The physics of electrical motors is the same for motors with a core or coreless. Hysteresis of core motors is not relevant for low power, low speed motors. But surely different approaches must be considered for the drivers.

People should remember the famous VMS66 and VMS70 Newmann lathes, that cut most of their precious Decca's recordings, used a Technics direct drive motor with large cores ...

In the end, the real judge in this hobby is our preference.

What does "non-audible" minimization of cogging mean to you? If we can hear down to picoseconds in jitter, what makes you think residual micro speed fluctuations in analog are not audible?

Don't start adding alternative definitions to something that is clearly defined. Yes, there are tricks that can be done with electrical commutation to minimize the effects but the reality is physics and attraction/repulsion from the poles of an iron core motor causes torque and speed variation. The physics is not exactly the same between a core and coreless motor.

Your motor example might have felt smooth but if it was a cored motor it still had cogging.

"Absence of cogging (torque ripple) is another benefit critical for many applications.* In a conventional cored motor the rotor has a tendency to assume a certain position due to the uneven reluctance of the slot wound laminated iron rotor. Because the ironless motors have no core, the torque is more evenly distributed during any position of the rotor. The rotor can be positioned more accurately and the motion at low speed is much smoother."

"These factors bring some distinct advantages over a conventional iron core motor.
No cogging torque and smooth rotation even at low speeds
Low vibration and low noise operation
Linear speed/torque characteristic’s so the motor speed and torque is easily controlled
Efficiency. The motors are highly efficient at 90%. The motor does not have to break down the magnetic fields. The winding can almost fill the air gap between the magnet and its magnetic return
As the motors don’t have an iron core, the coil and the magnetic field of the stator is not affected by saturation effects in the magnetic field. This means stronger, more powerful magnets can be used.
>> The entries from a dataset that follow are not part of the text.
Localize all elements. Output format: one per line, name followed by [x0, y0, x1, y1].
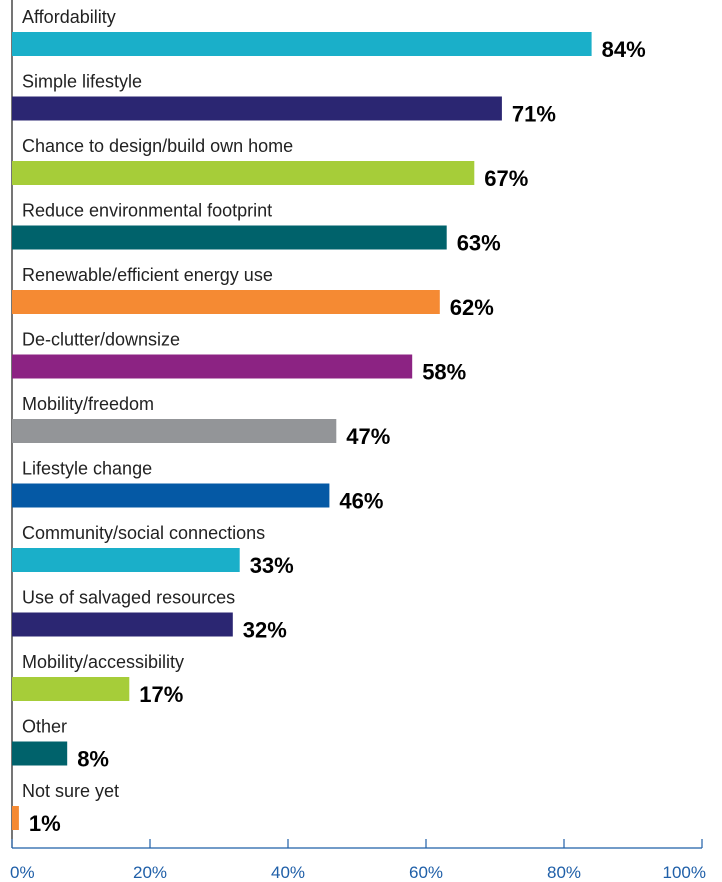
bar [12, 96, 502, 121]
category-label: Not sure yet [22, 781, 119, 801]
value-label: 58% [422, 360, 466, 385]
x-tick-label: 20% [133, 863, 167, 882]
value-label: 84% [602, 37, 646, 62]
category-label: Affordability [22, 7, 116, 27]
value-label: 1% [29, 811, 61, 836]
category-label: Use of salvaged resources [22, 588, 235, 608]
category-label: Community/social connections [22, 523, 265, 543]
value-label: 17% [139, 682, 183, 707]
category-label: Other [22, 717, 67, 737]
bar [12, 419, 337, 443]
value-label: 62% [450, 295, 494, 320]
category-label: Simple lifestyle [22, 72, 142, 92]
bar [12, 677, 130, 701]
value-label: 71% [512, 102, 556, 127]
category-label: Lifestyle change [22, 459, 152, 479]
bar [12, 806, 19, 830]
bar [12, 483, 330, 508]
category-label: Mobility/freedom [22, 394, 154, 414]
value-label: 8% [77, 747, 109, 772]
x-tick-label: 100% [663, 863, 706, 882]
value-label: 32% [243, 618, 287, 643]
x-tick-label: 60% [409, 863, 443, 882]
value-label: 63% [457, 231, 501, 256]
value-label: 46% [339, 489, 383, 514]
bar [12, 741, 68, 766]
bar [12, 161, 475, 185]
value-label: 67% [484, 166, 528, 191]
x-tick-label: 0% [10, 863, 35, 882]
bar [12, 612, 233, 637]
value-label: 33% [250, 553, 294, 578]
bar [12, 548, 240, 572]
bar [12, 290, 440, 314]
category-label: Chance to design/build own home [22, 136, 293, 156]
category-label: Reduce environmental footprint [22, 201, 272, 221]
category-label: De-clutter/downsize [22, 330, 180, 350]
category-label: Mobility/accessibility [22, 652, 184, 672]
bar [12, 32, 592, 56]
x-tick-label: 80% [547, 863, 581, 882]
x-tick-label: 40% [271, 863, 305, 882]
bar [12, 225, 447, 250]
category-label: Renewable/efficient energy use [22, 265, 273, 285]
bar [12, 354, 413, 379]
value-label: 47% [346, 424, 390, 449]
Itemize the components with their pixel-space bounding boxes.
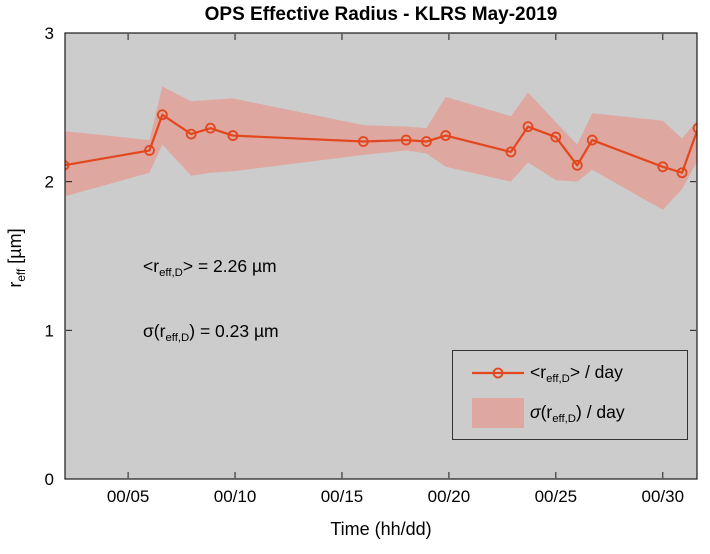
annotation-mean: <reff,D> = 2.26 µm	[143, 256, 277, 279]
y-axis-label: reff [µm]	[5, 193, 29, 323]
legend-std-post: ) / day	[576, 402, 625, 423]
data-marker	[227, 130, 239, 141]
y-tick-label: 1	[45, 321, 54, 340]
data-marker	[522, 121, 534, 133]
y-tick-label: 0	[45, 470, 54, 489]
legend-label-std: σ(reff,D) / day	[530, 402, 625, 426]
axes-border	[64, 32, 698, 480]
data-marker	[676, 167, 688, 179]
x-tick-label: 00/05	[107, 487, 150, 506]
mean-line	[65, 113, 697, 174]
data-marker	[205, 122, 216, 134]
data-marker	[357, 136, 369, 147]
data-marker	[144, 145, 155, 156]
legend: <reff,D> / day σ(reff,D) / day	[452, 350, 688, 440]
ylabel-text: r	[5, 281, 25, 288]
data-marker	[692, 122, 697, 134]
plot-layers	[65, 86, 697, 210]
legend-mean-sub: eff,D	[546, 373, 570, 386]
x-tick-label: 00/15	[321, 487, 364, 506]
annotation-sigma-post: ) = 0.23 µm	[189, 321, 279, 341]
data-marker	[400, 134, 412, 146]
x-tick-label: 00/20	[428, 487, 471, 506]
x-tick-label: 00/25	[535, 487, 578, 506]
legend-entry-mean: <reff,D> / day	[453, 362, 687, 386]
legend-entry-std: σ(reff,D) / day	[453, 397, 687, 428]
legend-label-mean: <reff,D> / day	[530, 362, 623, 386]
data-marker	[185, 128, 197, 140]
data-marker	[550, 131, 562, 143]
legend-mean-post: > / day	[569, 362, 623, 383]
ylabel-subscript: eff	[15, 268, 29, 282]
annotation-sigma-sub: eff,D	[165, 331, 190, 344]
legend-line-marker-icon	[472, 367, 524, 379]
annotation-sigma-pre: σ(r	[143, 321, 166, 341]
data-marker	[440, 130, 452, 141]
data-marker	[505, 146, 517, 158]
annotation-mean-post: > = 2.26 µm	[182, 256, 277, 276]
annotation-sigma: σ(reff,D) = 0.23 µm	[143, 321, 279, 344]
legend-std-pre: (r	[540, 402, 553, 423]
data-marker	[65, 160, 70, 171]
y-tick-label: 3	[45, 24, 54, 43]
legend-mean-pre: <r	[530, 362, 547, 383]
legend-std-sigma: σ	[530, 402, 541, 423]
annotation-mean-pre: <r	[143, 256, 160, 276]
legend-band-swatch	[472, 397, 524, 428]
data-marker	[586, 134, 598, 146]
data-marker	[156, 109, 168, 121]
ylabel-units: [µm]	[5, 228, 25, 269]
data-marker	[657, 161, 669, 173]
annotation-mean-sub: eff,D	[159, 266, 183, 279]
x-tick-label: 00/10	[214, 487, 257, 506]
figure-title: OPS Effective Radius - KLRS May-2019	[204, 4, 558, 25]
legend-std-sub: eff,D	[552, 413, 577, 426]
data-marker	[571, 159, 583, 171]
x-tick-label: 00/30	[642, 487, 685, 506]
std-band	[65, 86, 697, 210]
x-axis-label: Time (hh/dd)	[330, 519, 432, 539]
y-tick-label: 2	[45, 173, 54, 192]
data-marker	[421, 136, 432, 147]
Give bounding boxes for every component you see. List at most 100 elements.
Many of the ironless rotor motors are using rare earth magnets to maximise performance and size
The motor winding has a very low inertia as there is no iron core to accelerate. The motor can accelerate and decelerate to full speed in milliseconds, offering very high speed performance."

THese are from current news articles and motor vendors, which make both types of motor, and show clearly that the advantages of which I speak are not some fantasy imagined. Compensate all you want but to truly eliminate cogging and torque ripple the motor has to be coreless.